In fact, they gave this trust vs. time equation some serious thinking at Google. Steven Levy reports in his book In the Plex, How Google Thinks, Works, and Shapes Our Lives, how the company became positively obsessed with creating a thoroughly distributed vetting process. In the end, management had to step in and decree that if the hiring team hadn’t made up its mind about a potential candidate after twenty interview sessions, they’d pull the plug on the process. (How many sessions led up to *your* latest recruitment?)

Of course, most entrepreneurs won’t have the financial muscles of NASA or Google. That’s ok though, it’s what brings us to the final factor: values.

Your values and how passionate you are about your mission, are by far your most precious assets. In fact, I’d go as far as to say that it’s only when two people share values and buy into the same mission, that they can fully trust each other.

Entrepreneurs often don’t realise how unique they are in this regard, but the fact of the matter is that many if not most established employers struggle to keep their values alive and their mission relevant.

In fact NASA is the exception that proves the rule here. They manage to convince people to accept extreme risk while being paid a fraction of what they could get working in the industry. That should be a hard sell. The reason it’s not, has everything to do with mission and values.

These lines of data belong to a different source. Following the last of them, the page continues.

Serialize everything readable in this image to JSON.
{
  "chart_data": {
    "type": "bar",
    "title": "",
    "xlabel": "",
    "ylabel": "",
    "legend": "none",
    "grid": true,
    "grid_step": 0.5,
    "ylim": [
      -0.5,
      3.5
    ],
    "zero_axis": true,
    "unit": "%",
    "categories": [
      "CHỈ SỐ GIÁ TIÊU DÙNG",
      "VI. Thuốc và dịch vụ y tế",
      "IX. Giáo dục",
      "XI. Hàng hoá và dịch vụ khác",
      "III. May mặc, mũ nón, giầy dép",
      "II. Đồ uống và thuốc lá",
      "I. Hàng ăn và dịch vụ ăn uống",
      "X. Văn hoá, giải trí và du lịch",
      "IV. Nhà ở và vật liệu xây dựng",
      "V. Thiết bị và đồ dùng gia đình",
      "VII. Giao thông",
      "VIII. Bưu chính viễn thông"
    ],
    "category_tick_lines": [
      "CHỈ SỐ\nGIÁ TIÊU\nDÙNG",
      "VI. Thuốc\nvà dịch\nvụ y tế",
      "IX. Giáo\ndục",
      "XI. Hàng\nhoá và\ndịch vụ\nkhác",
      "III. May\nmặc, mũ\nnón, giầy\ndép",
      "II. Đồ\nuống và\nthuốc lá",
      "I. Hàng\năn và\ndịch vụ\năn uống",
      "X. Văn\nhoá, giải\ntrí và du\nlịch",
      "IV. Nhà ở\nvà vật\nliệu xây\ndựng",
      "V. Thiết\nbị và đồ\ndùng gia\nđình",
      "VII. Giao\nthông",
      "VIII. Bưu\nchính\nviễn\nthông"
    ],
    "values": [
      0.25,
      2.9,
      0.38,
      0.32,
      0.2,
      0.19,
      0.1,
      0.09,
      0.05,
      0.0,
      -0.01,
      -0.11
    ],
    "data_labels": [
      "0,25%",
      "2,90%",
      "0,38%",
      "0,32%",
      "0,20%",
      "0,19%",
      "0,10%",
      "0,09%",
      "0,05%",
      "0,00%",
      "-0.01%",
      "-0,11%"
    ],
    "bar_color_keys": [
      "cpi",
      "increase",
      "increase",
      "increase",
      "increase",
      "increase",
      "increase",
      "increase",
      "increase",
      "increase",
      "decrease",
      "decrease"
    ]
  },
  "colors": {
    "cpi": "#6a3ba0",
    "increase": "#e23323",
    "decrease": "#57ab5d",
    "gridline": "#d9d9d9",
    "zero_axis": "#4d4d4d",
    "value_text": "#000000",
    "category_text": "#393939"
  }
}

So to conclude: A chemistry-based recruitment process will be painfully slow. It will challenge hierarchies in an often uncomfortable way, and it places high demands on a value-centric company culture. It’s an approach that will seem unscripted and random compared to the more traditional process that most people are used to. And in the end, if you really want to trust the people you surround yourself with, it’s the only way forward.